This documentation was revised to add selenium data to the already publicly released erythrocyte protoporphyrin data.
Protoporphyrin and Selenium
The objectives of this component are:
These data will be used to estimate deficiencies and toxicities of specific nutrients in the population and subgroups, to provide population reference data, and to estimate the contribution of diet, supplements, and other factors to serum levels of nutrients. Data will be used for research to further define nutrient requirements as well as optimal levels for disease prevention and health promotion.
Protoporphyrin: Participants aged 3-5 years and females 14-49 years were tested.
Selenium: Participants aged 40 years and older were tested.
Protoporphyrin:
Porphyrins and heme components are extracted from whole blood into a 4:1 mixture of ethyl acetate-acetic acid. Porphyrins are then separated from heme by back-extraction into a 1.5 M hydrochloric acid solution, and quantitatively determined by molecular fluorometry using a spectrofluorometer calibrated with protoporphyrin IX (PPIX) standard solutions; however, the exact concentration of the standards must first be established using molecular absorbance, Beer’s Law, and the millimolar absorptivity of PPIX.
The analytical method for EP routinely employed by the EP Lab is based largely on those originally described by Sassa et al. (1973) and Chisolm and Brown (1975). New York State’s extraction method owes much to contributions from other public health labs, including the CDC, and closely follows the key elements of the consensus method for EP as published by the National Committee for Clinical Laboratory Standards (NCCLS C42-A*, 2001).

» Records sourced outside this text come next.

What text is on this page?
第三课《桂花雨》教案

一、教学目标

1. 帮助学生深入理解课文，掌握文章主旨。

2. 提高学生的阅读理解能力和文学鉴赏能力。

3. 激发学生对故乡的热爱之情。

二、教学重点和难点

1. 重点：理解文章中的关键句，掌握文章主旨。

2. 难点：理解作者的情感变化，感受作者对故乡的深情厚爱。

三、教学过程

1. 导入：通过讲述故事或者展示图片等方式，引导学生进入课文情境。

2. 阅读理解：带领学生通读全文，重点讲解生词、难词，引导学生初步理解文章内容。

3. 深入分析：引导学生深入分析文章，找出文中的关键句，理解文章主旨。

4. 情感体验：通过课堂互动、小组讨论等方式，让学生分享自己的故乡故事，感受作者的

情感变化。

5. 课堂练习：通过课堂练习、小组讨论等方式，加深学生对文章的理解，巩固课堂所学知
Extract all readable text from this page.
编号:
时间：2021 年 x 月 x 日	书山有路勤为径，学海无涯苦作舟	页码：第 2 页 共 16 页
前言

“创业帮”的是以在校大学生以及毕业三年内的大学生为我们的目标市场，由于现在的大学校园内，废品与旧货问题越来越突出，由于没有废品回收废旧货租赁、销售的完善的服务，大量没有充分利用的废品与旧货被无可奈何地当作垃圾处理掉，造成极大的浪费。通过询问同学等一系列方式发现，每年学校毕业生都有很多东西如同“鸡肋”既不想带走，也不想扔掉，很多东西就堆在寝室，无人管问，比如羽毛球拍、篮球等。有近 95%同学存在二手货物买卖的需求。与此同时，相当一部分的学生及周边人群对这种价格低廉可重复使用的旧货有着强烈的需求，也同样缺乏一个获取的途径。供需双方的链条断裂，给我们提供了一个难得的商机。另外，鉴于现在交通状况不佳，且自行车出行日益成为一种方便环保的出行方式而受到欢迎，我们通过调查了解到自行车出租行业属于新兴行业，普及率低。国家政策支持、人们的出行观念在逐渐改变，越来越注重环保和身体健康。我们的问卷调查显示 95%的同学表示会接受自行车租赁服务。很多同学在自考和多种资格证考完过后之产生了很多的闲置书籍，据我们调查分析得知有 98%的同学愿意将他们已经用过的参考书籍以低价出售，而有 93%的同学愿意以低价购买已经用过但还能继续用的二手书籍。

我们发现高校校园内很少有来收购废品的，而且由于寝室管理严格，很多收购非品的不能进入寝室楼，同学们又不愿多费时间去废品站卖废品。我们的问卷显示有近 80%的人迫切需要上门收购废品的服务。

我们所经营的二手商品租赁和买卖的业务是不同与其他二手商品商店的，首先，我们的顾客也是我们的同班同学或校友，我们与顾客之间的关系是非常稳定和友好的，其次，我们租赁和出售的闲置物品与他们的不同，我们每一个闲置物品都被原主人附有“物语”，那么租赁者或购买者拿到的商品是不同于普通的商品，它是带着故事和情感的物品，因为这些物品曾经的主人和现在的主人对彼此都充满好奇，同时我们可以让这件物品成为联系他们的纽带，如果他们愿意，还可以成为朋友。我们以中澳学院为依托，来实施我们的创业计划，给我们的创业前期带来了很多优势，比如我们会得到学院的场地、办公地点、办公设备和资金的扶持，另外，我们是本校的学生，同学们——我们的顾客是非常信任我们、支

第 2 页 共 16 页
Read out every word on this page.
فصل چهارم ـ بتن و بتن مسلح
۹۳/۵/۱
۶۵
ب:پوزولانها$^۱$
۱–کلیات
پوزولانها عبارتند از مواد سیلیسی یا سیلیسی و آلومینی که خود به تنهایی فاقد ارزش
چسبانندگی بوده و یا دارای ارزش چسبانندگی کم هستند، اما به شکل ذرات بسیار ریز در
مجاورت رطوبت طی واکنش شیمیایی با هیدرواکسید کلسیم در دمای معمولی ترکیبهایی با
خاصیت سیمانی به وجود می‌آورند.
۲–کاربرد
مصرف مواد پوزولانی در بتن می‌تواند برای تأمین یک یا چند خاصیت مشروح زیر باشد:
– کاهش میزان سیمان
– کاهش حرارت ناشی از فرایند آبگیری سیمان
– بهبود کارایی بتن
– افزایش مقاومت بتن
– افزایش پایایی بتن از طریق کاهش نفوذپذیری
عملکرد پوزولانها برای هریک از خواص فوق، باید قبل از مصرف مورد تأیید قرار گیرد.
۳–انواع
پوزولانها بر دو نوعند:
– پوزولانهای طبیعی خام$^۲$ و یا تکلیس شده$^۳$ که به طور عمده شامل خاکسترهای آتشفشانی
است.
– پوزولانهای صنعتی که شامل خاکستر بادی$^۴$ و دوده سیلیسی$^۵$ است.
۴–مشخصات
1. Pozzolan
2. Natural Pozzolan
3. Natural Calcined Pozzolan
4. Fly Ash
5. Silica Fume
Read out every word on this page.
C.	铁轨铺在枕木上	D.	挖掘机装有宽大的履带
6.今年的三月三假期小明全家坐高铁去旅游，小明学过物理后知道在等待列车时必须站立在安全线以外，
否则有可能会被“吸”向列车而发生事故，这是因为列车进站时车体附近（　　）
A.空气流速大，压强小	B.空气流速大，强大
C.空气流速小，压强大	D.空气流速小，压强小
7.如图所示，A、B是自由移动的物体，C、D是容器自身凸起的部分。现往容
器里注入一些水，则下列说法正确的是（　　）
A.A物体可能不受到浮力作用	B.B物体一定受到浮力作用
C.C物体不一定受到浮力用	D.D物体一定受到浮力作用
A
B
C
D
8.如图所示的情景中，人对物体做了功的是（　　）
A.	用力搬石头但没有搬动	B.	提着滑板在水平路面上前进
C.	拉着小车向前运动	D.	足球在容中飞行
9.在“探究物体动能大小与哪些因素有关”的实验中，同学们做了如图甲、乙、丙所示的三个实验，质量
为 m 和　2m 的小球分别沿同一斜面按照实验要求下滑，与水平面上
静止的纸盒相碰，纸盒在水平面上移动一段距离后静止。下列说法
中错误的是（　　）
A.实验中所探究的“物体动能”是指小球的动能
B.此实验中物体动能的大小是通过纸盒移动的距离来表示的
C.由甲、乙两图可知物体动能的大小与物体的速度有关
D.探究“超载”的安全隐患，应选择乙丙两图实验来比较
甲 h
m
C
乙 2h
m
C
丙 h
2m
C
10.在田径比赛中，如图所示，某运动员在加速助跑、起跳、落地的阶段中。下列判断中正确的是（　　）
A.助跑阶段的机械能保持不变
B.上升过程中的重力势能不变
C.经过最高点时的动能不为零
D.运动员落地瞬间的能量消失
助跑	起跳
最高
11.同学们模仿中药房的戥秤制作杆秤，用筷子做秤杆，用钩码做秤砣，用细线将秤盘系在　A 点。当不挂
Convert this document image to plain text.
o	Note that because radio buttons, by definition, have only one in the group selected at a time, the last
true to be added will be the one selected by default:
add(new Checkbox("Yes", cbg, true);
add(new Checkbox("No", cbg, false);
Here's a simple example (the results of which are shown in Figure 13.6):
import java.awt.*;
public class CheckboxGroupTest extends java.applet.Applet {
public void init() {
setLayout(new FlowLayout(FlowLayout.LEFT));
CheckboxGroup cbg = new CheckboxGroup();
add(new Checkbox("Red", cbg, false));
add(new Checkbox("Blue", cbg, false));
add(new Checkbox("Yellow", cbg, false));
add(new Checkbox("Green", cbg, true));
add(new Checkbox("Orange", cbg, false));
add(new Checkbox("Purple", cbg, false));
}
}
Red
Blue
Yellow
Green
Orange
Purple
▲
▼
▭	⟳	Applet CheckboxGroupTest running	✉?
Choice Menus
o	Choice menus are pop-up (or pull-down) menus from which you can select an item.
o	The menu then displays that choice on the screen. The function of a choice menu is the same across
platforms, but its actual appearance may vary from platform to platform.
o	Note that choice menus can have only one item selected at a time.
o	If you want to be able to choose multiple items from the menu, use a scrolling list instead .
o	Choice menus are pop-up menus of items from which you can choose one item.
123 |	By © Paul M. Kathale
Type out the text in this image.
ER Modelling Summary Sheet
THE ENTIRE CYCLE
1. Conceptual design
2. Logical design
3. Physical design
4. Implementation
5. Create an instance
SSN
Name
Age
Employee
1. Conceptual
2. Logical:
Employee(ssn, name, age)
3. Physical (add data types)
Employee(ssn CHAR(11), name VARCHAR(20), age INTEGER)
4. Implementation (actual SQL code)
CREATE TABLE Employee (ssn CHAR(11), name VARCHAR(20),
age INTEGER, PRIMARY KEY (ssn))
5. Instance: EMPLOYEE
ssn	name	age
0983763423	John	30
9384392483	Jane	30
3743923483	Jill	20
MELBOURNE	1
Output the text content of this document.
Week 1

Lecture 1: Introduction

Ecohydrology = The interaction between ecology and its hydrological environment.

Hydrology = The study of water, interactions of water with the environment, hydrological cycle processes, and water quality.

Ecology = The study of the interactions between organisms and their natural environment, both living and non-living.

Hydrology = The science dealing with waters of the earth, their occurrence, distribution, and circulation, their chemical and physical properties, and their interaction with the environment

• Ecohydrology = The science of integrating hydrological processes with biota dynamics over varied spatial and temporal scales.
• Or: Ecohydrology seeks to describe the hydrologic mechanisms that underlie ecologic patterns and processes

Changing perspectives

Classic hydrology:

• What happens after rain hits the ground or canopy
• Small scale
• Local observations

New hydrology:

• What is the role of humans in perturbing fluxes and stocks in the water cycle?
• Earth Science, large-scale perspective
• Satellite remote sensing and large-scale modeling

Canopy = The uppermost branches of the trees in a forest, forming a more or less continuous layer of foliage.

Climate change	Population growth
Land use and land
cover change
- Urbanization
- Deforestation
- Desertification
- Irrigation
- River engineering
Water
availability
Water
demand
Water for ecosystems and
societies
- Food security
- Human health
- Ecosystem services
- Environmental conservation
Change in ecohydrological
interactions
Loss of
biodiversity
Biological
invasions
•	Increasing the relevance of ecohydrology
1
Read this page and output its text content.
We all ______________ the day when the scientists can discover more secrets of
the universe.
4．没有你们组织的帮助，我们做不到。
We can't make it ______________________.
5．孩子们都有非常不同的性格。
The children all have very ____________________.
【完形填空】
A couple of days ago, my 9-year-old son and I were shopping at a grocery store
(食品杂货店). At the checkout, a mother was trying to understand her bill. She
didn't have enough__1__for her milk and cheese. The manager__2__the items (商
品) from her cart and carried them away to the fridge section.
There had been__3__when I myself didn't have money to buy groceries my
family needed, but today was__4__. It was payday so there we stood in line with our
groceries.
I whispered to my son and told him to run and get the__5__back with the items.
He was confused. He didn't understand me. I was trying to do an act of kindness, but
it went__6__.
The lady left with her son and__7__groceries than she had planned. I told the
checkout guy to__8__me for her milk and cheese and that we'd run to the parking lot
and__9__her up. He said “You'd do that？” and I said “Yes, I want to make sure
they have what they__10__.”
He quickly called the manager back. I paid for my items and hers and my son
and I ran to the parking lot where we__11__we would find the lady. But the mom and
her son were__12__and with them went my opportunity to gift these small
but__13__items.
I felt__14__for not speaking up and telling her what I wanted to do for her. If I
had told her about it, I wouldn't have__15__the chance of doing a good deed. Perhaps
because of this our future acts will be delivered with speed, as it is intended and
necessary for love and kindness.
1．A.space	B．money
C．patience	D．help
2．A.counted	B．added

At the invitation of Dr. Sassa, the EP Laboratory’s routine method for EP was published as Unit 8.8 in Current Protocols in Toxicology, 1999 by J. Wiley & Sons, Inc. Elements of this protocol are reproduced below, but a reprint of the original publication is available from the EP lab director.
Selenium:
(a) Clinical relevance
This method is used to achieve rapid and accurate quantification of multiple elements of toxicological and nutritional interest. The method is sensitive enough to be used to rapidly screen serum specimens from subjects suspected to be exposed to a number of important toxic elements or to evaluate environmental or other nonoccupationally exposure to these same elements.
(b) Test principle
Inductively coupled plasma-mass spectrometry is a multielement analytical technique. Liquid samples are introduced into the ICP through a nebulizer and spray chamber carried by a flowing argon stream. By coupling radio frequency power into flowing argon, a plasma is created in which the predominate species are positive argon ions and electrons. The sample passes through a region of the plasma having a temperature of 6000 - 8000°C. The thermal energy atomizes the sample, and then ionizes the atoms. The ions, along with the argon, enter the mass spectrometer through an interface that separates the ICP, which is operating at atmospheric pressure, from the mass spectrometer, which is operating at a pressure of 10-6 tore.
The mass spectrometer permits detection of ions at each mass in rapid sequence, allowing individual isotopes of an element to be firm. The dynamic reaction cell (DRC) component of the instrument is pressurized with an appropriate reaction gas and also contains a quadrupole. In the DRC, elimination or reduction of argon based interferences take place through the interaction of the reaction gas with the interfering polyatomic species in the incoming ion beam. The quadrupole in the DRC allows elimination of unwanted reaction by-products, which would otherwise react to form new interferences. Electrical signals resulting from the detection of the ions are processed into digital information that is used to indicate the intensity of the ions and subsequently the concentration of the element. In this method, Se (isotope mass 78 and/or mass 80), and gallium (mass 69) are measured in serum by inductively coupled plasma dynamic reaction cell spectrometry using methane as reaction gas. Serum samples are diluted 100 μL + 100 μL with 18 M-- 5 -ohm de-ionized water and + 2200 μL with diluent (1% v/v nitric acid, 0.01% v/v Triton X-100, 2% v/v ethanol containing gallium for internal standardization).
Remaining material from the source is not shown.